I’m writing about the events rather than anything interesting because I don’t think I can really talk about what’s happening in my head. In general, I’ve been trying to see my friends a lot so I can keep myself occupied. I’m less destructive in company than I am alone. I’ve been enlisting support. I think that maybe that’s a positive thing. It doesn’t stop me from going into full-blown crazy mode though. It’s so hard to explain. It’s like I keep tuning in and out of myself and realising that I have no idea about what I’m doing or thinking or anything. Like I get caught up in feeling and find myself huddled in a corner on the train then think “shit. How the fuck did I end up huddled on the floor? Why am I down here? Everyone is going to think I’m crazy.” To be fair, I probably am and they probably do so that’s not all that irrational. I just feel like I’m losing it a bit. I’m so caught up in my own thoughts and mind and feelings and identity and numbness and constructions that I’m zoning out of reality for longer and longer periods of time and it’s scary. I don’t really understand what’s happening around me sometimes. I get hit with wave after wave or emotion I don’t know if I really feel or I’m making up. I start speeding up and my mind gets faster and faster till I react without thinking and am making people hate me. There isn’t enough Valium in the world to keep me settled right now and it kinda sucks.

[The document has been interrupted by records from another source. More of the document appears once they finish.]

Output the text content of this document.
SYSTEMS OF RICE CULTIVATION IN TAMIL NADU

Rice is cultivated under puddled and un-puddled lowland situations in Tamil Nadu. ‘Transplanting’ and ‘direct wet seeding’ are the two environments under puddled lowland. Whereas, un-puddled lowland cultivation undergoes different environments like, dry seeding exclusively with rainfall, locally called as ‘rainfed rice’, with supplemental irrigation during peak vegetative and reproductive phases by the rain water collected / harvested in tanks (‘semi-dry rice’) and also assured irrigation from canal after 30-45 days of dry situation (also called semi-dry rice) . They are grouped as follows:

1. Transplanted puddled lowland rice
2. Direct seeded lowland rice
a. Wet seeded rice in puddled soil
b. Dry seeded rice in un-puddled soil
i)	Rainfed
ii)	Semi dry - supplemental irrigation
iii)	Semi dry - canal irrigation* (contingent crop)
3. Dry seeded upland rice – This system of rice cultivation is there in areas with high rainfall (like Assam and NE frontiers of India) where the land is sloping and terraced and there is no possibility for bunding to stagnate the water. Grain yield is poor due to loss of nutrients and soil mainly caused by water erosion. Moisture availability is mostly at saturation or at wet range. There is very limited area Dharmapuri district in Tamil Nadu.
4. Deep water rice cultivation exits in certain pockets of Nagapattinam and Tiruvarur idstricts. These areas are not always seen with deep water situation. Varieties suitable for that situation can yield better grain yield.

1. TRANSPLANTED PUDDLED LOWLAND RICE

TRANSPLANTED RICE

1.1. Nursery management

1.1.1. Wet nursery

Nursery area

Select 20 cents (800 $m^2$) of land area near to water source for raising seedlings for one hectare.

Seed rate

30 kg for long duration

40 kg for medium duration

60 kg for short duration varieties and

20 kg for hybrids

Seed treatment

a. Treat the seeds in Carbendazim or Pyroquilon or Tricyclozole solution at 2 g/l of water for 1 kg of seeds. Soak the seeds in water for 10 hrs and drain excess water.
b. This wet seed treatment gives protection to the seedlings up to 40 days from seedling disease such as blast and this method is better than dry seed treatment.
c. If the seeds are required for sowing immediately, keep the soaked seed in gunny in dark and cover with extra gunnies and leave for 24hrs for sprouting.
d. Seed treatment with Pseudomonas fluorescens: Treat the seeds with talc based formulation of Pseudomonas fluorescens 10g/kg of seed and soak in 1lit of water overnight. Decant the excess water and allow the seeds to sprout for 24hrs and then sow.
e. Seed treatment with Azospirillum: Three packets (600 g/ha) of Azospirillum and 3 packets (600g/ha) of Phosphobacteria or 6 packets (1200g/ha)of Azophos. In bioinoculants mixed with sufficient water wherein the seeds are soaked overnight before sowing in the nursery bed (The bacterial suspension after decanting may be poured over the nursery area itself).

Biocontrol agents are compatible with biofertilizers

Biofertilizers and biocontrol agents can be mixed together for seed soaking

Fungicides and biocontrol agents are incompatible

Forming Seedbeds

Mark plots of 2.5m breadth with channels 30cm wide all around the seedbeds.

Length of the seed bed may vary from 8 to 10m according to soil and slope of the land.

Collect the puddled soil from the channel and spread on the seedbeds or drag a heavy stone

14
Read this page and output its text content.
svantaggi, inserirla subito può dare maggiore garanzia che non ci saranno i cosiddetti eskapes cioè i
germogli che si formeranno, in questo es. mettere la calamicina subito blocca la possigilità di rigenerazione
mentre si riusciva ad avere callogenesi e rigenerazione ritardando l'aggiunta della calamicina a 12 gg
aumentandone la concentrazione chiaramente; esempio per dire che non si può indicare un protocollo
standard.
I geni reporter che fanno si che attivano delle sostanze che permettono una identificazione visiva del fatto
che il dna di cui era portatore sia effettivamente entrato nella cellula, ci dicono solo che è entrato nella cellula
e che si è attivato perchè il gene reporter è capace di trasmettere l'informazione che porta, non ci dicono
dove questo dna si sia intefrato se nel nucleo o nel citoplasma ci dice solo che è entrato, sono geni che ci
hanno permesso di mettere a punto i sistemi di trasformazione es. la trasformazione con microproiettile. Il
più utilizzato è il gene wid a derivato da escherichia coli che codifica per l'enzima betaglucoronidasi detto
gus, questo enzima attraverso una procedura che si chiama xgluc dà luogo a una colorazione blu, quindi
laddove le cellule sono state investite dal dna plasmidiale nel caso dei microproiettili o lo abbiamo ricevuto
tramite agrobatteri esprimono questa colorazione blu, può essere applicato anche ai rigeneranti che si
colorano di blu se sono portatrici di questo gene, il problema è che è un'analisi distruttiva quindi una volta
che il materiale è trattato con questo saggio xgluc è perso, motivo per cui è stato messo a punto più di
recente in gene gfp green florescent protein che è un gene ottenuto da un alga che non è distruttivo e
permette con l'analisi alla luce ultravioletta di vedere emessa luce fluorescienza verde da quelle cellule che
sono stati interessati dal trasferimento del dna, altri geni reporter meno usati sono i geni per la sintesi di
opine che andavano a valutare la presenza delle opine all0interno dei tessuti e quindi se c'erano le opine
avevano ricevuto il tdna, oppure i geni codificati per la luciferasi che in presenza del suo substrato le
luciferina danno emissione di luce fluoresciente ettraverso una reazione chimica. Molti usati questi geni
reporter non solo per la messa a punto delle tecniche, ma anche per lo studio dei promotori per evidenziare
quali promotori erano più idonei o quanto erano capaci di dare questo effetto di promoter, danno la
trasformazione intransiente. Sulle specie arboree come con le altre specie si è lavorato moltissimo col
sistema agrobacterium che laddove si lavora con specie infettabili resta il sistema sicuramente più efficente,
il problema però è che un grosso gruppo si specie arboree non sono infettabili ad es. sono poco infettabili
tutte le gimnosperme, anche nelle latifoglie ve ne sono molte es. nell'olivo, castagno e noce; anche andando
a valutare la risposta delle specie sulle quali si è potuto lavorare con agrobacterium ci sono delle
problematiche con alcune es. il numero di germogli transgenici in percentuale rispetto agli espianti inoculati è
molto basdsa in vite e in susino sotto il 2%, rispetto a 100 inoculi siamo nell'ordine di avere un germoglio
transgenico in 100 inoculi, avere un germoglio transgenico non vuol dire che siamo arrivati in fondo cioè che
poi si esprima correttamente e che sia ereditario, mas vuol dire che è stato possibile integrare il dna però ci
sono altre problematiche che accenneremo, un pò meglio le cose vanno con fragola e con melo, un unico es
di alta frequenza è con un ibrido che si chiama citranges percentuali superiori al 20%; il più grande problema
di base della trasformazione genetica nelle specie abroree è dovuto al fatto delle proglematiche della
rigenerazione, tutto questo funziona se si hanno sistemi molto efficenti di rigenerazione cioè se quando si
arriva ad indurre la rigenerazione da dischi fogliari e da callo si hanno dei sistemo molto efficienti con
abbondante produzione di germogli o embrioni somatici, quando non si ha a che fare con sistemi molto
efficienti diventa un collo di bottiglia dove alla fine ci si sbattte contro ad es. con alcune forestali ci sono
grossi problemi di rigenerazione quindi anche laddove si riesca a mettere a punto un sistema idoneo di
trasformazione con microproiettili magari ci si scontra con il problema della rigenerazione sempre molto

All the people who work to help me say that this can get better, but that I need to get DBT. In my area, DBT can be accessed on the NHS through a team called IMPART. They work with people with personality disorders, severe self harming behaviours and emotional dysregulation. I’ve been referred, but that’s just a referral for an assessment. I have to pass to get in and I don’t think I will seeing as my problems aren’t all that. It’s underfunded so these problems have to “severely impact” upon your life. I don’t know what that means. So right now the only hope anyone is giving me is that in a few months I might get let into a long-term course of treatment that may help me change a long time after it begins. It doesn’t make me feel that hopeful.
Tomorrow morning the HTT doctor is coming to visit me to review my medication. It’s probably good that the Psychologist talked to them today as maybe that’ll help me get the right prescriptions. I’m scared about it though. Plus I told the Psychologist things that I didn’t think he’d tell the HTT, but he said he would so I’m going to have to suffer the consequences. I’m already feeling scared and therefore combative. I’ve saved some Valium for the morning though so maybe that’ll help chill me out enough to deal with it all without going on the defensive. Probably won’t though as I don’t really think it does all that much.
I’m really going to try to get back into being more of a social blogger and I apologise for being a bit absent in my comments and emails recently. I’m sure you all get that I’m kinda struggling right now. Sorry for being a bit of an online flake and thanks for understanding. I am going to try to get myself in gear again though because I actually think it’s helpful to engage with others and be part of this little corner of online support. Sorry.
I duno. I babble. I fuck up. I get everything wrong. Sorry.
Time to pop some Zopliclone and try to sleep I think. I’ll never sleep otherwise. My head is way too messy right now. I’m feeling way too destructive to think being awake is positive.
Shit I’m scared about tomorrow. My brain is whirring.